DIM is a compound. It encourages “good” estrogen balance in the body. In addition, adaptogenic herbs may help normalize the amount of stress hormones in your body.
Natural thyroid supplements for hypothyroidism: more cause for concern
ConsumerReports.org says that it’s not possible to know if a supplement contains thyroid hormones. At least not from reading the label.
However, a 2013 study published in the journal Thyroid found that nine out of 10 supplements marketed for thyroid health and support contained real hormones.
And here’s the problem with taking real hormones….
Thyroid hormone levels need to be very precise. Not too much. And not too little. But taking supplements that contain raw thyroid hormones (from a cow or pig) can alter those levels in unpredictable ways,
ConsumerReports.org cautions. Health problems can arise if levels are even slightly off.
Best thyroid supplements for weight loss
Perhaps it’s not your thyroid to blame for weight loss. Maybe it’s unbalanced hormones causing weight gain.
Instead of relying on thyroid supplements, consider a holistic health plan. There are several available to choose from.
One example is The Myers Way. This six-step program was created by Amy Myers, M.D. It consists of healing the gut; optimizing the diet; taming toxins; healing infections; relieving stress and balancing hormones.

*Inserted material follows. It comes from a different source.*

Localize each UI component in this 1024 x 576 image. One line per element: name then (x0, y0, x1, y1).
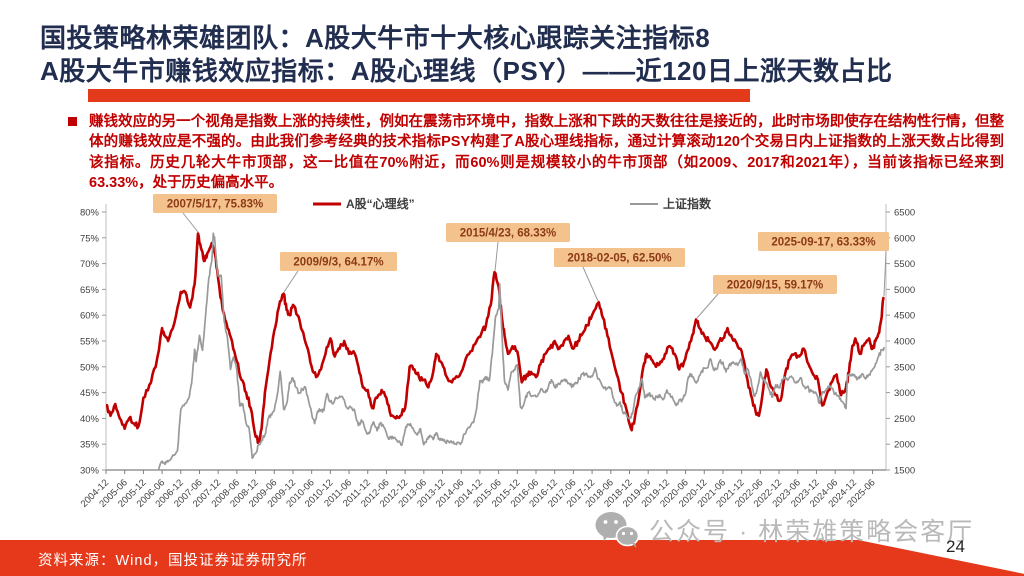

Myers herself was affected by a thyroid disorder. Although, her problem was the opposite of this article topic; Myers’ thyroid was too active. Still, her program may help those with low thyroid hormone.
In conclusion, the best natural thyroid supplement may be none at all. Especially if you’re considering taking a glandular extract.
“Do not take thyroid supplements,” says ConsumerReports.org. “If you suspect that you have a thyroid condition, head to your doctor’s office instead of the vitamin or natural-foods store. Getting the right diagnosis and treatment is the key to combating weight gain, exhaustion, and brain fog.”
However, as mentioned above, diagnostic testing for thyroid hormone levels are not always accurate. The best approach may be a holistic one.
It’s recommended to get TSH (which the pituitary releases) levels tested. As well as free and total T3 levels tested.
Also, reduce inflammation from food and drink (avoid gluten and dairy, both of which have antibodies similar to those that attack the thyroid). Consult a naturopathic doctor or nutrition expert to help you avoid certain foods that hinder digestion. Perhaps take a selenium supplement. And do lots more research.